The pleasures of Western food
Every time I cook American/Western food, I wonder why I don’t do it more often. It’s simple, no muss no fuss, and takes less than 30 minutes to prepare.
The other day I made some split pea and ham soup, and let me tell you, it was one of the simpler meals I’ve made. It took me less than 25 minutes to prep: cut onions, carrots, celery, garlic and ham, saute briefly in olive oil, add split peas, throw in some bay leaves, chicken broth and a few pepper corns and put it to simmer. While I made a couple of phone calls, read a magazine and folded a few clothes, it simmered. About 90 minutes later I was ready to serve it with some salad and a loaf of fresh bread. Voila! dinner was ready.
Given my Indian upbringing, I tend to cook Indian food more often. Yesterday I cooked a full Indian meal and it took me three hours, all of it glued to the stove.
The longer I live in the United States, the more I’ve come to appreciate the pleasures and the relative simplicity of everyday Western cooking. I’ve learned to roast a chicken, a leg of lamb, and make different kinds of soups and pastas. I even considered making a chicken pot pie from scratch, but I’m not there yet. All this is pretty good for a cook who, until a few years ago, used the oven to store pots and pans.

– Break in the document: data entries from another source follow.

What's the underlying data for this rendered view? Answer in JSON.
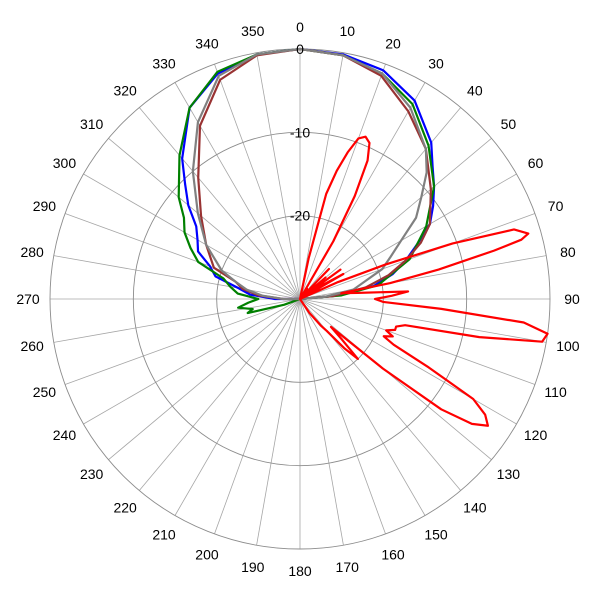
{
  "chart_data": {
    "type": "line",
    "projection": "polar",
    "title": "",
    "angle_unit": "degrees",
    "angle_direction": "clockwise",
    "zero_direction": "top",
    "angle_tick_labels": [
      "0",
      "10",
      "20",
      "30",
      "40",
      "50",
      "60",
      "70",
      "80",
      "90",
      "100",
      "110",
      "120",
      "130",
      "140",
      "150",
      "160",
      "170",
      "180",
      "190",
      "200",
      "210",
      "220",
      "230",
      "240",
      "250",
      "260",
      "270",
      "280",
      "290",
      "300",
      "310",
      "320",
      "330",
      "340",
      "350"
    ],
    "radial_unit": "dB",
    "radial_range": [
      -30,
      0
    ],
    "radial_tick_labels": [
      "0",
      "-10",
      "-20"
    ],
    "radial_tick_values": [
      0,
      -10,
      -20
    ],
    "grid": true,
    "legend": false,
    "series": [
      {
        "color": "#0000ff",
        "angles": [
          0,
          10,
          20,
          30,
          40,
          45,
          50,
          55,
          60,
          65,
          70,
          75,
          80,
          85,
          90,
          100,
          180,
          260,
          270,
          275,
          280,
          285,
          290,
          295,
          300,
          305,
          310,
          315,
          320,
          330,
          340,
          350
        ],
        "values": [
          0,
          -0.2,
          -0.8,
          -2.5,
          -5.5,
          -7.5,
          -9,
          -10.5,
          -12,
          -14.5,
          -16.5,
          -18.5,
          -21,
          -26,
          -30,
          -30,
          -30,
          -30,
          -27,
          -24,
          -22.5,
          -19.5,
          -18.5,
          -16.5,
          -15.8,
          -14.8,
          -12.5,
          -10.5,
          -8,
          -3.5,
          -1.2,
          -0.2
        ]
      },
      {
        "color": "#008000",
        "angles": [
          0,
          10,
          20,
          30,
          40,
          50,
          60,
          70,
          80,
          85,
          90,
          180,
          250,
          255,
          258,
          262,
          266,
          270,
          275,
          280,
          285,
          290,
          295,
          300,
          305,
          310,
          320,
          330,
          340,
          350
        ],
        "values": [
          0,
          -0.3,
          -1.2,
          -3,
          -6,
          -9,
          -12.5,
          -16,
          -20.5,
          -25,
          -30,
          -30,
          -28,
          -23.5,
          -24.2,
          -22.5,
          -23.8,
          -25,
          -22.5,
          -21.5,
          -20.5,
          -17,
          -15.5,
          -14,
          -13,
          -11,
          -7.5,
          -3.5,
          -1,
          -0.2
        ]
      },
      {
        "color": "#993333",
        "angles": [
          0,
          10,
          20,
          30,
          40,
          50,
          60,
          65,
          70,
          75,
          80,
          85,
          90,
          180,
          260,
          270,
          275,
          280,
          285,
          290,
          300,
          310,
          320,
          330,
          340,
          350
        ],
        "values": [
          0,
          -0.3,
          -1.5,
          -4,
          -6.5,
          -9.5,
          -12,
          -14,
          -16.5,
          -19,
          -22,
          -26,
          -30,
          -30,
          -30,
          -28,
          -25,
          -23,
          -22,
          -19,
          -17,
          -14.5,
          -11,
          -6,
          -2,
          -0.3
        ]
      },
      {
        "color": "#808080",
        "angles": [
          0,
          10,
          20,
          30,
          40,
          45,
          50,
          55,
          60,
          65,
          70,
          75,
          80,
          85,
          90,
          180,
          270,
          275,
          280,
          285,
          290,
          300,
          310,
          320,
          330,
          340,
          350
        ],
        "values": [
          0,
          -0.3,
          -1.2,
          -3.5,
          -6.5,
          -8.5,
          -11,
          -13,
          -16,
          -18,
          -19.5,
          -22,
          -23.5,
          -27,
          -30,
          -30,
          -28,
          -25.5,
          -23.5,
          -22,
          -20,
          -17,
          -14,
          -10,
          -5.5,
          -1.5,
          -0.2
        ]
      },
      {
        "color": "#ff0000",
        "angles": [
          10,
          12,
          14,
          16,
          18,
          20,
          22,
          24,
          26,
          28,
          30,
          32,
          34,
          36,
          40,
          44,
          48,
          50,
          52,
          54,
          56,
          58,
          60,
          64,
          66,
          68,
          70,
          72,
          74,
          75,
          76,
          78,
          80,
          82,
          84,
          86,
          88,
          90,
          92,
          94,
          96,
          98,
          100,
          102,
          104,
          106,
          108,
          110,
          112,
          114,
          116,
          118,
          120,
          122,
          124,
          126,
          128,
          130,
          132,
          134,
          136,
          138,
          140,
          142,
          146,
          150,
          155
        ],
        "values": [
          -30,
          -25,
          -17,
          -14,
          -11.5,
          -9.5,
          -9,
          -9.5,
          -11.5,
          -16,
          -22,
          -30,
          -28.5,
          -30,
          -30,
          -25,
          -30,
          -26,
          -30,
          -24,
          -30,
          -27,
          -24,
          -30,
          -25,
          -19,
          -10.5,
          -3,
          -1.5,
          -2.5,
          -6,
          -13,
          -19,
          -25,
          -23,
          -17,
          -19,
          -21,
          -20,
          -13,
          -3,
          0,
          -0.5,
          -8,
          -17,
          -18,
          -18,
          -19,
          -18,
          -19,
          -17.5,
          -12.5,
          -6,
          -3.8,
          -2.8,
          -4.5,
          -8.5,
          -17,
          -25,
          -23,
          -20,
          -22,
          -25,
          -26,
          -28,
          -30,
          -30
        ]
      }
    ]
  }
}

My kids like my experiments with Western cooking. My husband, who is one of the easiest men to feed, likes anything I cook. I’m the one who has held out for so long, craving fiery curries and fragrant pullaos almost every day. But as time goes by, I’m seeking freedom from the stove, or at least less time in front of it.
That has led me to try my hand at Western cooking, and let me tell you I’m loving it!